A reader sent me a link to a Tumblr post in which a user asked this question:


I recall at least one of you guys having worked with livestock animals. Why are cows so damn indestructible while horses keel over and die if mercury is in retrograde or a dog barked in Kazakhstan?


The answers were very funny, particularly the one that began:


My entirely half-assed understanding of Why Horses Explode If You Look At Them Funny, As Explained To Me By My Aunt That Raises Horses After Her Third Glass Of Wine.


Click over there to read them for yourself, and brighten your morning.  Anyone who's been on the receiving end of horsing around (the equine variety, not the human) will appreciate the humor.
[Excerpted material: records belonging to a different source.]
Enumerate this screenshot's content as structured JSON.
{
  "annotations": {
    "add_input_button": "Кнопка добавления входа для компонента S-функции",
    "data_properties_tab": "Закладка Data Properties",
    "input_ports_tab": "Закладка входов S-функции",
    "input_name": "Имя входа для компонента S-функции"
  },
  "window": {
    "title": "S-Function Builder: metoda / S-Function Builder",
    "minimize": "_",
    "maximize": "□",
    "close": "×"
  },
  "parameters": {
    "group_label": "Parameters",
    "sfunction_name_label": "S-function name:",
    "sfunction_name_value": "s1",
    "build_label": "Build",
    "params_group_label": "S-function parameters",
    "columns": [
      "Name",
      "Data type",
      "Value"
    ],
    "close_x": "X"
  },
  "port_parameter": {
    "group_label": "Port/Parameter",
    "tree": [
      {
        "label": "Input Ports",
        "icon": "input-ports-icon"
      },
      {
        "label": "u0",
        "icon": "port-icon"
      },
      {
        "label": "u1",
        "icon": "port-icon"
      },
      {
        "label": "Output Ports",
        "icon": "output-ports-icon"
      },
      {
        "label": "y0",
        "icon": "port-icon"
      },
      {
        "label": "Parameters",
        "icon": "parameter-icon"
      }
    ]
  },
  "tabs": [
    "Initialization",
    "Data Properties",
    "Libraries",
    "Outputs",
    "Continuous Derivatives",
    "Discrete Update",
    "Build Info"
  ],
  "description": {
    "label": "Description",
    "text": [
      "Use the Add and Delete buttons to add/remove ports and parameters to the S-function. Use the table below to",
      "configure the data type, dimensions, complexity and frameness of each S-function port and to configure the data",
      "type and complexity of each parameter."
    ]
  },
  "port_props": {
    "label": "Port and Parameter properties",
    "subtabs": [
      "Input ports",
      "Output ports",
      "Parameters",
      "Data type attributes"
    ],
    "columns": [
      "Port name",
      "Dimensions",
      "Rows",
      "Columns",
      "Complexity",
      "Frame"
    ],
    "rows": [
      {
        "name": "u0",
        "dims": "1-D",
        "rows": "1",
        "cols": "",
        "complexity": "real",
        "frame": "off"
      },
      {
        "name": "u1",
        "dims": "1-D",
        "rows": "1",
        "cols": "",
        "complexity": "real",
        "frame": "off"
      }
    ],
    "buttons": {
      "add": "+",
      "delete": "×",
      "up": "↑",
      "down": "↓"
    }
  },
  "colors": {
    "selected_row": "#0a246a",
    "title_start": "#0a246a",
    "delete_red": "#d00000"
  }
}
(PROFANITY ALERT:  There are a few f-bombs and the like scattered around there, but it's still funny!)

Peter


8 comments:

ASM826 said...

Things are only funny because they are true. Thanks for that. Made the morning.

R. Douglas said...

Horses think like 1 ton rabbits. Everything is trying to eat them, all the time.

Unknown said...

I am impressed by the one toe answer. It is actually spot on for what is happening and why. And why horses can run at 40 mph for well over a mile carrying a person. The breathing mechanism is kind of awesome in a creepy way...

Sam said...

Could be I suppose. But burros only have one toe and they seem to do okay.

Mustangs, too, although they're horses. Except they're not babied, stabled, saddled, or fed grain. They run when they want, rest when they want. And the weak die first. That may have something to do with it.

Jess said...

I've owned horses. My experience of their binary nature took some adaptation on my thinking. Assuming one side was the same as the other side could be dangerous. Giving them an injection on one side could lead to panic, when the horse knew the injection would hurt, and the smell of alcohol triggered extreme nervousness. Moving to the other side, where there was never an injection given, was an easy task, since the horse hadn't learned the odor of alcohol could be associated with pain on that side.

Paul said...

Interesting view point. Wonder what they think of deer.

Bibliotheca Servare said...

Forest cockroaches. Pretty forest cockroaches that occasionally play in traffic. That's how they'd describe deer, I suspect.

Tim said...

Too many horses are the result of severely inbred lines. You want a robust horse, get away from all the championship lines and buy a working horse from unknown bloodlines.